Natasha Henstridge ("Species") stars as Lt. Melanie Ballard, a tough, edgy, sometimes angry Mars police officer who tells most of the story in flashback. This flashback narration, I might add, diminishes the suspense considerably, since we know from the start who´s going to live and who´s going to die. In fact, there is virtually no suspense in any part of the film. Ice Cube ("Boyz N the Hood," "Three Kings") costars as Desolation Williams, an accused murderer and petty crook whom Ballard and her crew are assigned to pick up at a mining camp and transport back to headquarters for trial. Ice Cube receives top billing for more reasons unclear, despite the fact that the movie is clearly centered on Henstridge.
Also in on the action are Pam Grier ("Coffy," "Jackie Brown") as Helena Braddock, the hard-nosed officer in charge; Jason Statham ("Snatch") as Sgt. Jericho Butler, Ballard´s horny aide; Clea Duval ("The Faculty") as Barshira Kincaid, yet another beautiful, young police woman; and Joanna Cassidy ("Blade Runner," "Under Fire") as Dr. Arlene Whitlock, a science officer the others pick up hiding out in the mining camp. She has good reason to be hiding; the whole mining camp has been wiped out, murdered by the Martian ghosts, the bodies of the victims now inhabited by the spirits. Since there´s no character development, not even a smidgen of background material, and zero charisma among any of heroes, we don´t really much care what happens to them, again diluting any possible suspense that might have developed in a better script.

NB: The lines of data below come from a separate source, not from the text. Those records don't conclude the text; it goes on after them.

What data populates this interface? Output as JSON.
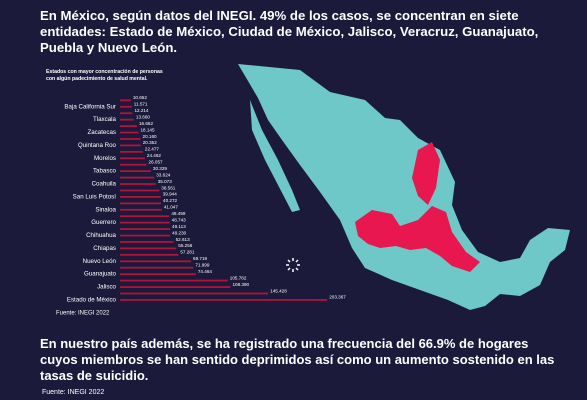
{
  "intro": "En México, según datos del INEGI. 49% de los casos, se concentran en siete entidades: Estado de México, Ciudad de México, Jalisco, Veracruz, Guanajuato, Puebla y Nuevo León.",
  "chart_data": {
    "type": "bar",
    "orientation": "horizontal",
    "title": "Estados con mayor concentración de personas con algún padecimiento de salud mental.",
    "categories": [
      null,
      "Baja California Sur",
      null,
      "Tlaxcala",
      null,
      "Zacatecas",
      null,
      "Quintana Roo",
      null,
      "Morelos",
      null,
      "Tabasco",
      null,
      "Coahuila",
      null,
      "San Luis Potosí",
      null,
      "Sinaloa",
      null,
      "Guerrero",
      null,
      "Chihuahua",
      null,
      "Chiapas",
      null,
      "Nuevo León",
      null,
      "Guanajuato",
      null,
      "Jalisco",
      null,
      "Estado de México"
    ],
    "values": [
      10652,
      11571,
      12214,
      13660,
      16662,
      18145,
      20160,
      20352,
      22477,
      24462,
      26057,
      30329,
      33624,
      35073,
      38561,
      39944,
      40272,
      41047,
      48459,
      48743,
      49113,
      49230,
      52613,
      55256,
      57281,
      69719,
      71999,
      74464,
      105782,
      108390,
      145428,
      203367
    ],
    "value_labels": [
      "10.652",
      "11.571",
      "12.214",
      "13.660",
      "16.662",
      "18.145",
      "20.160",
      "20.352",
      "22.477",
      "24.462",
      "26.057",
      "30.329",
      "33.624",
      "35.073",
      "38.561",
      "39.944",
      "40.272",
      "41.047",
      "48.459",
      "48.743",
      "49.113",
      "49.230",
      "52.613",
      "55.256",
      "57.281",
      "69.719",
      "71.999",
      "74.464",
      "105.782",
      "108.390",
      "145.428",
      "203.367"
    ],
    "color": "#b3123a",
    "xlim": [
      0,
      210000
    ],
    "source": "Fuente: INEGI 2022"
  },
  "body": "En nuestro país además, se ha registrado una frecuencia del 66.9% de hogares cuyos miembros se han sentido deprimidos así como un aumento sostenido en las tasas de suicidio.",
  "body_source": "Fuente: INEGI 2022"
}
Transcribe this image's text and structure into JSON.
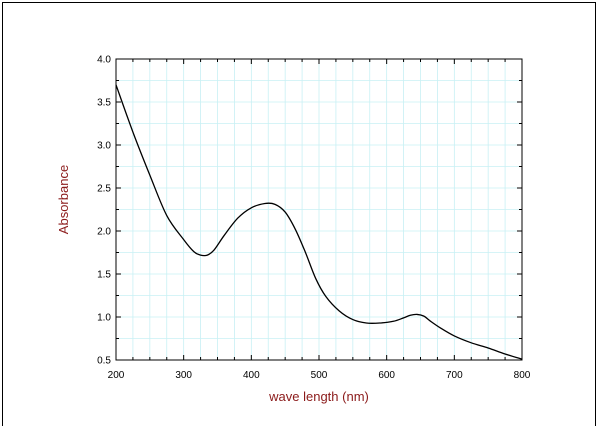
{
  "chart_data": {
    "type": "line",
    "title": "",
    "xlabel": "wave length (nm)",
    "ylabel": "Absorbance",
    "xlim": [
      200,
      800
    ],
    "ylim": [
      0.5,
      4.0
    ],
    "x_ticks": [
      "200",
      "300",
      "400",
      "500",
      "600",
      "700",
      "800"
    ],
    "y_ticks": [
      "0.5",
      "1.0",
      "1.5",
      "2.0",
      "2.5",
      "3.0",
      "3.5",
      "4.0"
    ],
    "grid": true,
    "colors": {
      "line": "#000000",
      "grid": "#c8f0f4",
      "axis_title": "#8b1a1a"
    },
    "series": [
      {
        "x": [
          200,
          225,
          250,
          275,
          300,
          315,
          325,
          335,
          345,
          360,
          380,
          400,
          420,
          435,
          450,
          465,
          480,
          495,
          510,
          530,
          550,
          570,
          590,
          610,
          625,
          635,
          645,
          655,
          665,
          680,
          700,
          725,
          750,
          775,
          800
        ],
        "values": [
          3.7,
          3.15,
          2.65,
          2.18,
          1.9,
          1.76,
          1.72,
          1.72,
          1.78,
          1.95,
          2.15,
          2.27,
          2.32,
          2.31,
          2.22,
          2.02,
          1.75,
          1.45,
          1.24,
          1.07,
          0.97,
          0.93,
          0.93,
          0.95,
          0.99,
          1.02,
          1.03,
          1.01,
          0.95,
          0.87,
          0.78,
          0.7,
          0.64,
          0.57,
          0.51
        ]
      }
    ]
  }
}
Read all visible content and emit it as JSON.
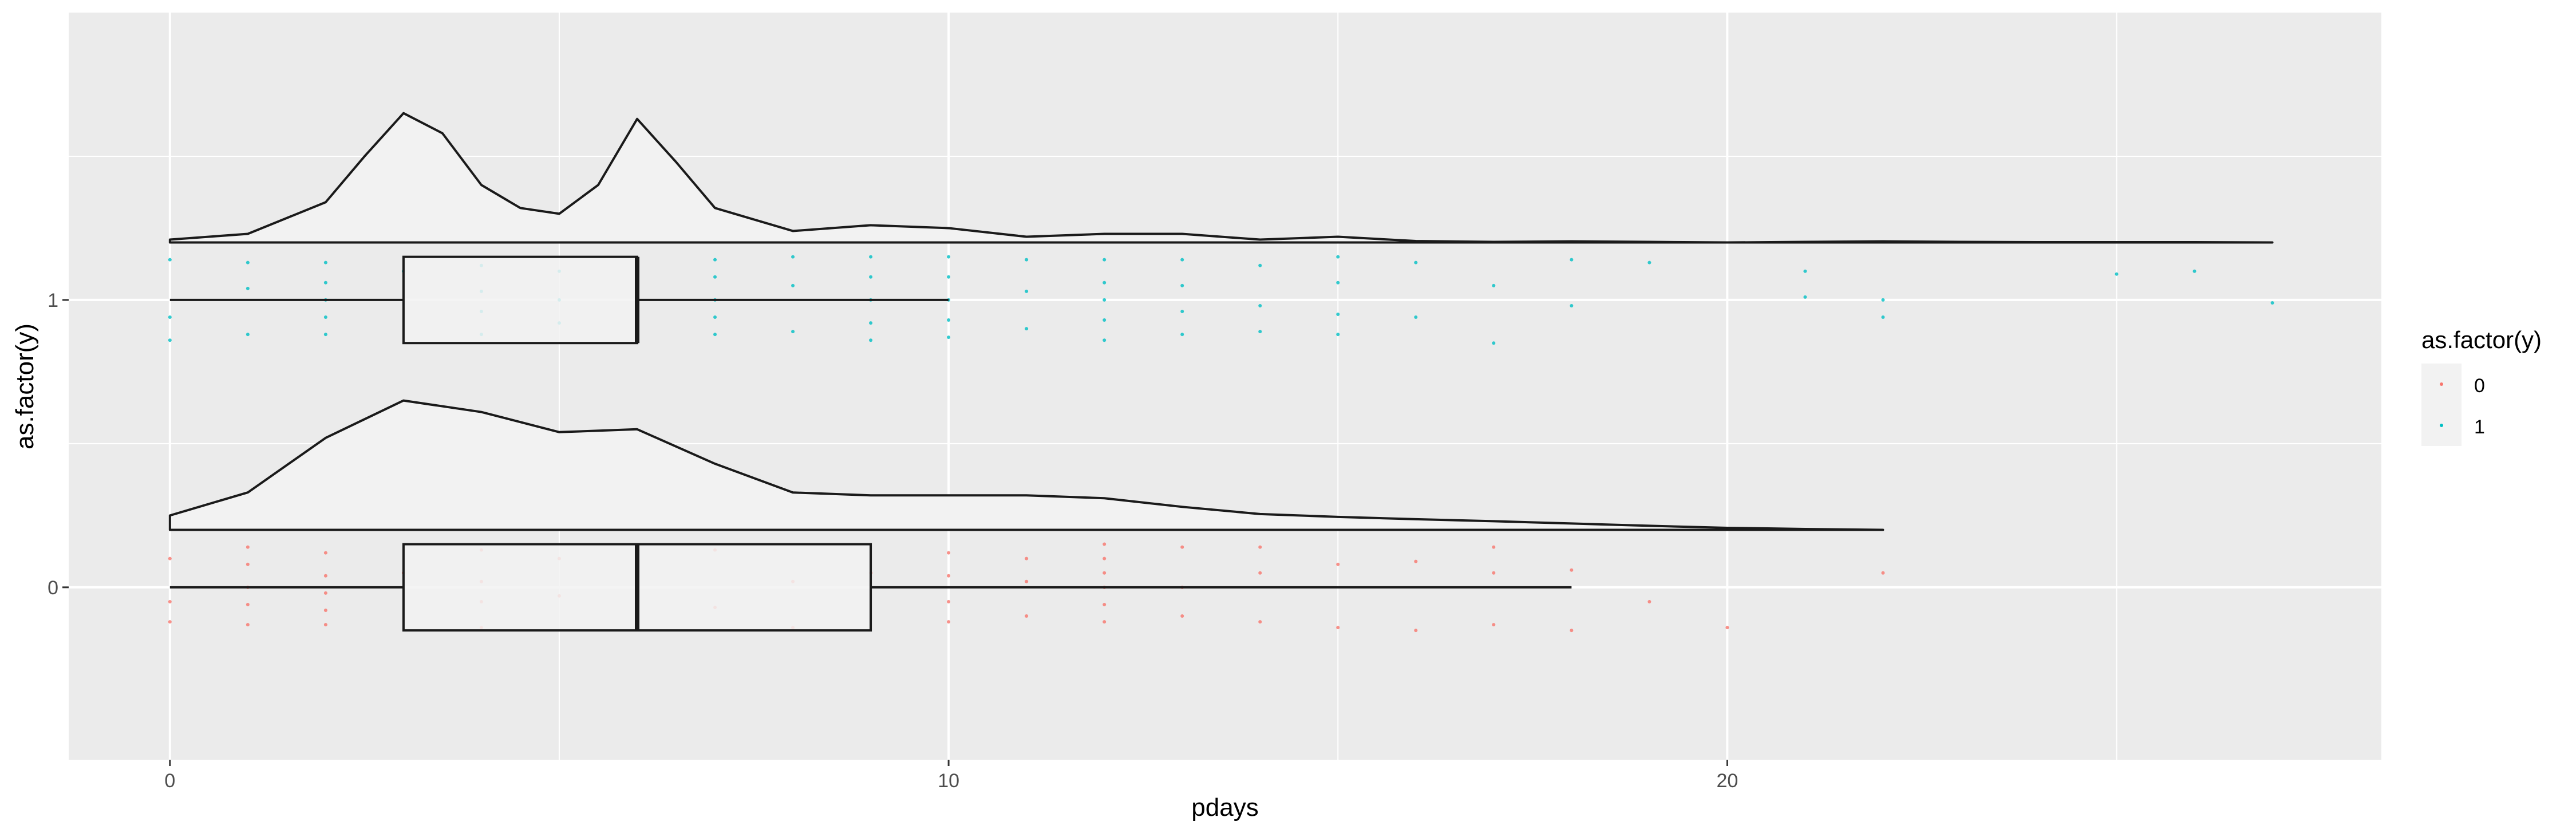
{
  "chart_data": {
    "type": "raincloud",
    "title": "",
    "xlabel": "pdays",
    "ylabel": "as.factor(y)",
    "xlim": [
      -1.3,
      28.4
    ],
    "ylim": [
      -0.6,
      2.0
    ],
    "grid": true,
    "x_ticks": [
      {
        "value": 0,
        "label": "0"
      },
      {
        "value": 10,
        "label": "10"
      },
      {
        "value": 20,
        "label": "20"
      }
    ],
    "x_minor_ticks": [
      5,
      15,
      25
    ],
    "y_ticks": [
      {
        "value": 0,
        "label": "0"
      },
      {
        "value": 1,
        "label": "1"
      }
    ],
    "y_minor_ticks": [
      0.5,
      1.5
    ],
    "legend": {
      "title": "as.factor(y)",
      "placement": "right",
      "entries": [
        {
          "label": "0",
          "color": "#F8766D"
        },
        {
          "label": "1",
          "color": "#00BFC4"
        }
      ]
    },
    "colors": {
      "panel": "#EBEBEB",
      "grid": "#FFFFFF",
      "shape_fill": "#F2F2F2",
      "outline": "#1A1A1A"
    },
    "groups": [
      {
        "name": "0",
        "y": 0,
        "color": "#F8766D",
        "box": {
          "whisker_low": 0,
          "q1": 3,
          "median": 6,
          "q3": 9,
          "whisker_high": 18,
          "half_height": 0.15
        },
        "violin": {
          "base": 0.2,
          "x": [
            0,
            1,
            2,
            3,
            4,
            5,
            6,
            7,
            8,
            9,
            10,
            11,
            12,
            13,
            14,
            15,
            16,
            17,
            18,
            19,
            20,
            21,
            22
          ],
          "h": [
            0.05,
            0.13,
            0.32,
            0.45,
            0.41,
            0.34,
            0.35,
            0.23,
            0.13,
            0.12,
            0.12,
            0.12,
            0.11,
            0.08,
            0.055,
            0.045,
            0.037,
            0.03,
            0.022,
            0.014,
            0.007,
            0.003,
            0.0
          ]
        },
        "points": {
          "x": [
            0,
            0,
            0,
            1,
            1,
            1,
            1,
            1,
            2,
            2,
            2,
            2,
            2,
            3,
            4,
            4,
            4,
            4,
            5,
            5,
            6,
            6,
            7,
            7,
            8,
            8,
            9,
            10,
            10,
            10,
            10,
            11,
            11,
            11,
            12,
            12,
            12,
            12,
            12,
            12,
            13,
            13,
            13,
            14,
            14,
            14,
            15,
            15,
            16,
            16,
            17,
            17,
            17,
            18,
            18,
            19,
            20,
            22
          ],
          "dy": [
            0.1,
            -0.05,
            -0.12,
            0.14,
            0.08,
            0.0,
            -0.06,
            -0.13,
            0.12,
            0.04,
            -0.02,
            -0.08,
            -0.13,
            0.05,
            0.13,
            0.02,
            -0.05,
            -0.14,
            0.1,
            -0.03,
            0.08,
            -0.11,
            0.13,
            -0.07,
            0.02,
            -0.14,
            0.05,
            0.12,
            0.04,
            -0.05,
            -0.12,
            0.1,
            0.02,
            -0.1,
            0.15,
            0.1,
            0.05,
            0.0,
            -0.06,
            -0.12,
            0.14,
            0.0,
            -0.1,
            0.14,
            0.05,
            -0.12,
            0.08,
            -0.14,
            0.09,
            -0.15,
            0.14,
            0.05,
            -0.13,
            0.06,
            -0.15,
            -0.05,
            -0.14,
            0.05
          ]
        }
      },
      {
        "name": "1",
        "y": 1,
        "color": "#00BFC4",
        "box": {
          "whisker_low": 0,
          "q1": 3,
          "median": 6,
          "q3": 6,
          "whisker_high": 10,
          "half_height": 0.15
        },
        "violin": {
          "base": 1.2,
          "x": [
            0,
            1,
            2,
            2.5,
            3,
            3.5,
            4,
            4.5,
            5,
            5.5,
            6,
            6.5,
            7,
            8,
            9,
            10,
            11,
            12,
            13,
            14,
            15,
            16,
            17,
            18,
            19,
            20,
            21,
            22,
            23,
            24,
            25,
            26,
            27
          ],
          "h": [
            0.01,
            0.03,
            0.14,
            0.3,
            0.45,
            0.38,
            0.2,
            0.12,
            0.1,
            0.2,
            0.43,
            0.28,
            0.12,
            0.04,
            0.06,
            0.05,
            0.02,
            0.03,
            0.03,
            0.01,
            0.02,
            0.005,
            0.002,
            0.004,
            0.002,
            0.0,
            0.002,
            0.004,
            0.002,
            0.001,
            0.001,
            0.001,
            0.0
          ]
        },
        "points": {
          "x": [
            0,
            0,
            0,
            1,
            1,
            1,
            2,
            2,
            2,
            2,
            2,
            3,
            4,
            4,
            4,
            4,
            5,
            5,
            5,
            6,
            6,
            7,
            7,
            7,
            7,
            7,
            8,
            8,
            8,
            9,
            9,
            9,
            9,
            9,
            10,
            10,
            10,
            10,
            10,
            11,
            11,
            11,
            12,
            12,
            12,
            12,
            12,
            13,
            13,
            13,
            13,
            14,
            14,
            14,
            15,
            15,
            15,
            15,
            16,
            16,
            17,
            17,
            18,
            18,
            19,
            21,
            21,
            22,
            22,
            25,
            26,
            27
          ],
          "dy": [
            0.14,
            -0.06,
            -0.14,
            0.13,
            0.04,
            -0.12,
            0.13,
            0.06,
            0.0,
            -0.06,
            -0.12,
            0.1,
            0.12,
            0.03,
            -0.04,
            -0.12,
            0.1,
            0.0,
            -0.08,
            0.12,
            -0.1,
            0.14,
            0.08,
            0.0,
            -0.06,
            -0.12,
            0.15,
            0.05,
            -0.11,
            0.15,
            0.08,
            0.0,
            -0.08,
            -0.14,
            0.15,
            0.08,
            0.0,
            -0.07,
            -0.13,
            0.14,
            0.03,
            -0.1,
            0.14,
            0.06,
            0.0,
            -0.07,
            -0.14,
            0.14,
            0.05,
            -0.04,
            -0.12,
            0.12,
            -0.02,
            -0.11,
            0.15,
            0.06,
            -0.05,
            -0.12,
            0.13,
            -0.06,
            0.05,
            -0.15,
            0.14,
            -0.02,
            0.13,
            0.1,
            0.01,
            0.0,
            -0.06,
            0.09,
            0.1,
            -0.01
          ]
        }
      }
    ]
  }
}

Needless to say, the whole movie is a dreary affair. The spirit zombies who take over human bodies immediately mutilate themselves, for yet further reasons unclear, and wind up looking like eighties´ punk rockers. Their leader looks like something out of a heavy metal band. The landscape is dark, dusty, and murky, shrouded in gloom, as all of these apocalytic-type films seem to depict the future, and everything is photographed through a series of brown and orange filters. Worse still, the fight scenes are lifeless and stagey, and the special effects and miniatures look exactly like what they are--special effects and miniatures. Expect blood and violence as a substitute for tension and terror, and you´ll find that here, too: severed arms, decapitation, throat slitting, face slicing, death in every grisly way imaginable and none of it in the least bit scary. Finally, all of the proceedings are tied up in what sounds like the same musical score that Carpenter himself has composed for most of his recent films. It´s loud, pulsating, repetitious, bizarre, and ultimately nerve-wracking.